The U.S. government said Thursday that it was trying to shut down sanction evasion measures used by Russia’s elites, including President Vladimir Putin, “to attempt to hide and move money and anonymously make use of luxury assets around the globe.”
The targets include a yacht brokerage, aircraft, Russian officials and others close to Putin.
Targeted yachts include the Russia-flagged Graceful and the Cayman Islands-flagged Olympia, as well as two other yachts, the Shellest and the Nega, both owned by Russian companies.

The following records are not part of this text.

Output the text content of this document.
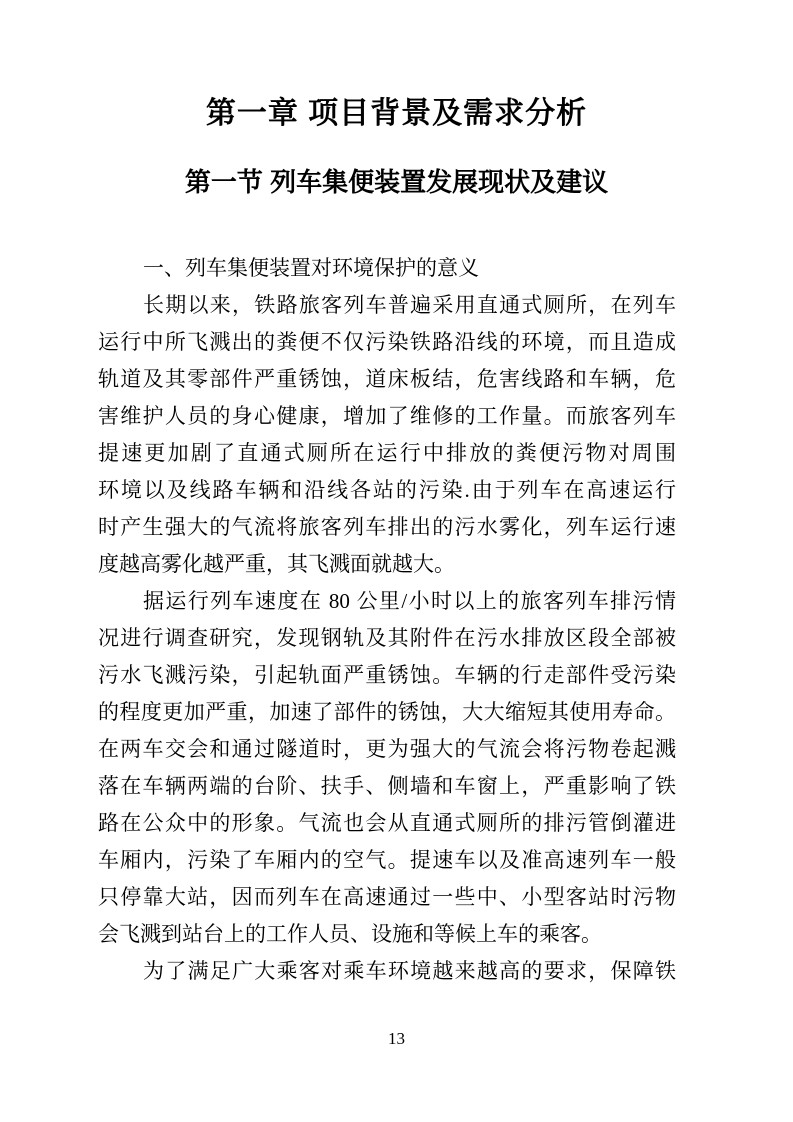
第一章 项目背景及需求分析
第一节 列车集便装置发展现状及建议
一、列车集便装置对环境保护的意义
长期以来，铁路旅客列车普遍采用直通式厕所，在列车
运行中所飞溅出的粪便不仅污染铁路沿线的环境，而且造成
轨道及其零部件严重锈蚀，道床板结，危害线路和车辆，危
害维护人员的身心健康，增加了维修的工作量。而旅客列车
提速更加剧了直通式厕所在运行中排放的粪便污物对周围
环境以及线路车辆和沿线各站的污染.由于列车在高速运行
时产生强大的气流将旅客列车排出的污水雾化，列车运行速
度越高雾化越严重，其飞溅面就越大。
据运行列车速度在 80 公里/小时以上的旅客列车排污情
况进行调查研究，发现钢轨及其附件在污水排放区段全部被
污水飞溅污染，引起轨面严重锈蚀。车辆的行走部件受污染
的程度更加严重，加速了部件的锈蚀，大大缩短其使用寿命。
在两车交会和通过隧道时，更为强大的气流会将污物卷起溅
落在车辆两端的台阶、扶手、侧墙和车窗上，严重影响了铁
路在公众中的形象。气流也会从直通式厕所的排污管倒灌进
车厢内，污染了车厢内的空气。提速车以及准高速列车一般
只停靠大站，因而列车在高速通过一些中、小型客站时污物
会飞溅到站台上的工作人员、设施和等候上车的乘客。
为了满足广大乘客对乘车环境越来越高的要求，保障铁
13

The White House said the new sanctions were imposed "to crack down on evasion and tighten our sanctions to enhance enforcement and increase pressure on Putin and his enablers."
In a statement announcing the sanctions, U.S. Secretary of State Antony Blinken said, "The United States will continue to support the people of Ukraine while promoting accountability for President Putin and those enabling Russian aggression."
The U.S. government said Putin had “taken numerous trips” on the now-sanctioned yachts as recently as last year.
“Russia’s elites, up to and including President Putin, rely on complex support networks to hide, move and maintain their wealth and luxury assets,” said Brian Nelson, undersecretary of the Treasury for terrorism and financial intelligence.
“Today’s action demonstrates that Treasury can and will go after those responsible for shielding and maintaining these ill-gotten interests," he said. "We will continue to enforce our sanctions and expose the corrupt systems by which President Putin and his elites enrich themselves.”